At the start of 2022, state superintendent Cathy Truitt declared this “the year of the workforce.”
That sentiment is well intentioned, but Truitt and other state leaders need to focus first on the strain on the teacher workforce before we can make headway on preparing students to be a part of our state’s economy.
We can’t possibly prepare students for the workforce when we don’t have enough educators, support staff, or resources to educate and train them.
Teachers are leaving the profession in droves. As devastating as that is, it should come as no surprise. Attacks on educators’ professionalism, massive pay cuts, the lack of basic resources—it’s no wonder teachers are turning to private-sector jobs with more reliable hours, support, and pay.
College students choosing to pursue teaching degrees have dropped by 50 percent, and North Carolina teachers earn nearly 25 percent less than graduates in other occupations. The writing is on the wall.
Senator Phil Berger said in WRAL’s documentary Leandro: The Case for a Sound Basic Education that there is “no question that students aren’t getting a sound basic education …. The real question is the remedy.”
While Republicans try to reinvent the wheel, the fact remains that schools are running out of gas.

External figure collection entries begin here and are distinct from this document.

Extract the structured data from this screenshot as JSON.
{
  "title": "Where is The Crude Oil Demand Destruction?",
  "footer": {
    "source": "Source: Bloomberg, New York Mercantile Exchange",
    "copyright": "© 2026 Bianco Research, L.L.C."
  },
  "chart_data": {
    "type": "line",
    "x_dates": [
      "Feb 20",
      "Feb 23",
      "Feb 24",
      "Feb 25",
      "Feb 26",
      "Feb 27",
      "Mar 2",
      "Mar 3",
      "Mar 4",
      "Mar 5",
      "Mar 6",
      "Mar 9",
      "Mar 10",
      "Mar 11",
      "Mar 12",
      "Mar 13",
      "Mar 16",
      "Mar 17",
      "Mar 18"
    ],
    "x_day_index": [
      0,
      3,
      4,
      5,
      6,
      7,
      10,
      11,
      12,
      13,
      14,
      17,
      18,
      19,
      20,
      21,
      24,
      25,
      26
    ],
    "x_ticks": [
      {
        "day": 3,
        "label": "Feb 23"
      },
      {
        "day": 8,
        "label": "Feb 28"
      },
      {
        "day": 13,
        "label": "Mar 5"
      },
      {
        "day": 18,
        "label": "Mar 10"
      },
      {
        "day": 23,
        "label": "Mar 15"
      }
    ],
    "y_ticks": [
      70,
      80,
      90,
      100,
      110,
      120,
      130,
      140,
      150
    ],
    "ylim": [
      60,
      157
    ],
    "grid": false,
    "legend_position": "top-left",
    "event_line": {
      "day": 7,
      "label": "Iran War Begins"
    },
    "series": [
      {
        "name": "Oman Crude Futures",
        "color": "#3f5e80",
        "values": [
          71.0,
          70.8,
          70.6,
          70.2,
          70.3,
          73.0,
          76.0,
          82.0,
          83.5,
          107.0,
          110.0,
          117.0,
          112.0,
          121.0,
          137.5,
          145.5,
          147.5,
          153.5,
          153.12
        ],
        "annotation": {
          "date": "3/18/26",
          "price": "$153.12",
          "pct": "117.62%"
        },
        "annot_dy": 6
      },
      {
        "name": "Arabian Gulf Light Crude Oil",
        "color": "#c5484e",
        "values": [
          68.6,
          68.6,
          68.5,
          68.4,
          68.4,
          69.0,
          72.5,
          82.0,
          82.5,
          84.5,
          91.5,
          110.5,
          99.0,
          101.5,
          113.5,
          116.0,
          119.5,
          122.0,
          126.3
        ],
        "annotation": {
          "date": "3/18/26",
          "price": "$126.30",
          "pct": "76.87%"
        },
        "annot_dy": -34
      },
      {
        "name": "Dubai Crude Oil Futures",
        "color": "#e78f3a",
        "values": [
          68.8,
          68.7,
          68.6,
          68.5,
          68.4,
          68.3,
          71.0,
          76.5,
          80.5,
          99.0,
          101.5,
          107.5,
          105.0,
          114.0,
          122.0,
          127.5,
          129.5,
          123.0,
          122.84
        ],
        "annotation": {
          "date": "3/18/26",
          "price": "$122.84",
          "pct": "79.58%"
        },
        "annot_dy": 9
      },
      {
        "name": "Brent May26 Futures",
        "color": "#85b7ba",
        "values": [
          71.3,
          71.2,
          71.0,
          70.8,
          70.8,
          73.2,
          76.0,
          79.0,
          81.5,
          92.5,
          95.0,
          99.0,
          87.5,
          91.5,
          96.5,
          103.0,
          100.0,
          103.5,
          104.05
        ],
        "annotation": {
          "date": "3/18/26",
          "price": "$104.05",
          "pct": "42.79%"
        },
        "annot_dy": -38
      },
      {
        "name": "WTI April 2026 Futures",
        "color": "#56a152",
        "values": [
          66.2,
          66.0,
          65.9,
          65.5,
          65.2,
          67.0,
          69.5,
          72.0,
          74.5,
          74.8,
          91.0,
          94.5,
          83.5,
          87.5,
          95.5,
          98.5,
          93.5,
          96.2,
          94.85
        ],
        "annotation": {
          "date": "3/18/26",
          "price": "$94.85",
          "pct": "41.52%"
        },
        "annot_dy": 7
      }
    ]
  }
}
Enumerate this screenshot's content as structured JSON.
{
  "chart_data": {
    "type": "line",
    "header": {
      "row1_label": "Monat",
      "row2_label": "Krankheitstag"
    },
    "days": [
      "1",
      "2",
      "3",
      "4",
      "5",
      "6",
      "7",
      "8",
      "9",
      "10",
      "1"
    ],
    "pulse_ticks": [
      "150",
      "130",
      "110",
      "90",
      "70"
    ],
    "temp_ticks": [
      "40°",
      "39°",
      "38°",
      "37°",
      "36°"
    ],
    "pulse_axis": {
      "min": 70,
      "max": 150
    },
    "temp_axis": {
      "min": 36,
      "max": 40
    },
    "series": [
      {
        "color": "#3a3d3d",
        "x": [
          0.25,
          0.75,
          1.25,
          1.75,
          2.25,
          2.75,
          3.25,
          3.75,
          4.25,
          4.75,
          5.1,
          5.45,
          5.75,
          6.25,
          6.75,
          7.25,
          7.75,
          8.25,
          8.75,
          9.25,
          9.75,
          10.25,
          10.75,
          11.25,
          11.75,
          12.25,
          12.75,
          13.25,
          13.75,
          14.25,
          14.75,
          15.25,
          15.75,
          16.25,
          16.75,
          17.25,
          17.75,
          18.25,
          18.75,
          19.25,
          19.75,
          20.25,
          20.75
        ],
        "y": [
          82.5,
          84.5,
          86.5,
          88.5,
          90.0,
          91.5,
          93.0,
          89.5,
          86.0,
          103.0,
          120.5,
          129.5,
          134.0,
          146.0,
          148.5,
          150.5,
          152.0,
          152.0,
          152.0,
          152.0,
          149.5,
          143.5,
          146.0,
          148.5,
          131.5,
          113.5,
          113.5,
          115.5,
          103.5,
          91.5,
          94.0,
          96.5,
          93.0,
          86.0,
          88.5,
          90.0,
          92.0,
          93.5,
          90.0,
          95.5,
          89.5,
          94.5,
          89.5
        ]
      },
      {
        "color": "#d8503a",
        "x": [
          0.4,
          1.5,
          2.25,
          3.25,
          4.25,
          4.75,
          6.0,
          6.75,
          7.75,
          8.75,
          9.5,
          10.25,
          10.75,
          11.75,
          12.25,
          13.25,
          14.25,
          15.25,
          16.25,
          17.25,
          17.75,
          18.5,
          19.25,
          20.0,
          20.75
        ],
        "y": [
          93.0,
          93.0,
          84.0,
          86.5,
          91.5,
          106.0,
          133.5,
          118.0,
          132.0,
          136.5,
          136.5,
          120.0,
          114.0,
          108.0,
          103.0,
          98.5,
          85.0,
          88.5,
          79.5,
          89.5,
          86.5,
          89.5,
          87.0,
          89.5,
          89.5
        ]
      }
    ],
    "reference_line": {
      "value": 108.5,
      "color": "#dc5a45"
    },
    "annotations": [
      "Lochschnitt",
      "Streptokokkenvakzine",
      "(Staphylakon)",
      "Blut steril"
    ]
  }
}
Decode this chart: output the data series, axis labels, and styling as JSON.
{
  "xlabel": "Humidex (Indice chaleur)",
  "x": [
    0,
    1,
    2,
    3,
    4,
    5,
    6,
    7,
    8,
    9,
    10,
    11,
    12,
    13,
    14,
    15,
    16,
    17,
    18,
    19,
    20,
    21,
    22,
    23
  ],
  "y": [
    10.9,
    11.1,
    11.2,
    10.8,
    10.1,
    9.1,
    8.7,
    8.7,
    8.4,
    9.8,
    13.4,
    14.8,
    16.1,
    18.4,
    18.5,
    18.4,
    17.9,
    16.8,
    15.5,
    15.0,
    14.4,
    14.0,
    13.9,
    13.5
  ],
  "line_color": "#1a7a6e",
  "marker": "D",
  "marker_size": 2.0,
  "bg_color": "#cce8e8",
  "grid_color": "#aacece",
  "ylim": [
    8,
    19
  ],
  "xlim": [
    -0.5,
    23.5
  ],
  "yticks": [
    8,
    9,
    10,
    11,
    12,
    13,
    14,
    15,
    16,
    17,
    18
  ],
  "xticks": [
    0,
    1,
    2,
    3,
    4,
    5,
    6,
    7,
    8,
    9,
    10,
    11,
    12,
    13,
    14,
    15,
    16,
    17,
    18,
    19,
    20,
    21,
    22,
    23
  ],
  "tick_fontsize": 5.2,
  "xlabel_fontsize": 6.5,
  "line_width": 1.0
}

Republicans talk about school choice—and Democrats are all for school choice. But draining funding and resources from public schools creates a false choice. Republicans are setting up public schools to fail. What parent wants to send their kid to a failing school? Republicans aren’t giving parents a real choice in the matter.
Republicans criticize the Leandro plan by claiming we can’t just throw money at a problem. That’s a nice theory, but it doesn’t work in the real world. Funding is what is needed to get students the resources they need to succeed and to join the workforce. Instead, Republicans have spent the past decade turning school investments into corporate tax breaks.
That conservative strategy may be good enough to get the coveted “Best Place for Business” title for a few years. But the lure of a zero corporate tax rate only goes so far. The total lack of investment in the next generation of workforce labor is coming back to bite us.
At the recent NC Chamber conference on education and workforce, business leaders said that addressing workforce shortages requires education partnership.
I would argue that addressing education shortages requires corporate partnership.
I applaud the business and civic leaders who filed a friend-of-the-court brief in support of fully funding our public schools. They see beyond tax rates to the value of investing in the next generation’s workforce.
We need to get back to the basics and make sure every preschooler is ready for kindergarten; every teacher has paper, pencils, and support staff in their classroom; every student has a nurse, social worker, or psychologist they can go to when they’re in crisis; and every high school graduate is ready to face the real world and be a contributing member of society.
It’s in the best interest of our business community to give parents strong choices in education. That will strengthen our economy in the long run.
Dan Blue (D-Wake) is the North Carolina Senate minority leader.